Parker, "Works of the Law"

Barry F. Parker has the latest article in the Journal of Greco-Roman Christianity and Judaism“‘Works of the Law’ and the Jewish Settlement in Asia Minor.” According to the article’s conclusion:

The first recourse for the Anatolian Jews under [social, political, and religious] pressure was not an appeal to ‘legalism’, but to ‘selective works of the law’, as is implied by the phrase ἔργα νόμου. The only appearance of this phrase from that time outside of Paul is found in 4QMMT. The use of ‘works of the law’ there confirms both that Paul is in (indirect) dialogue with those familiar with Essene terminology and that selectivity is in view.
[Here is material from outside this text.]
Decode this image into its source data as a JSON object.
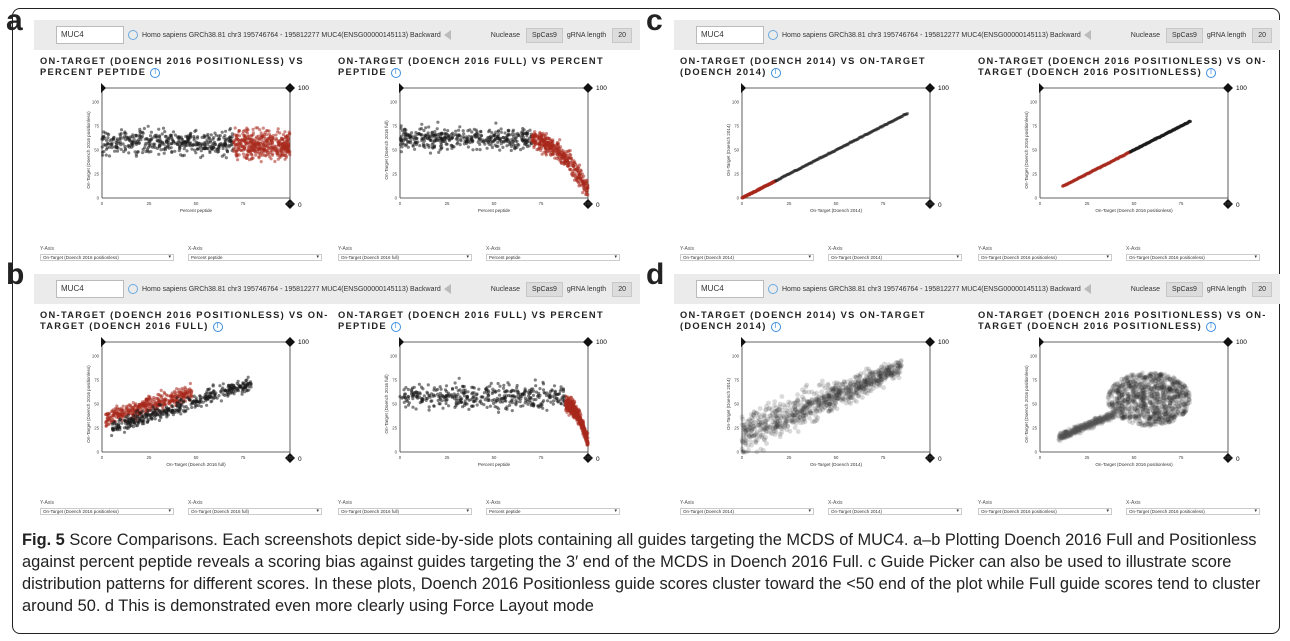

Although he speaks to a different audience about a different problem regarding the law in Romans, when Paul uses the phrase ἔργα νόμου in Romans 3, the immediate context is quite similar to what he addresses in Galatians. It is, in both cases, a matter of the righteousness of God, as expressed in the faithfulness of Christ (πίστις Χριστοῦ). This faithfulness of Christ suffices for both Jew and Gentile (pagan), who are equally condemned—in Galatians they are condemned for trying to supplement that faithfulness with a perverted version of the law, and in Romans they are condemned for perverting the law by their very efforts to fulfill it through a selective participation in it (96).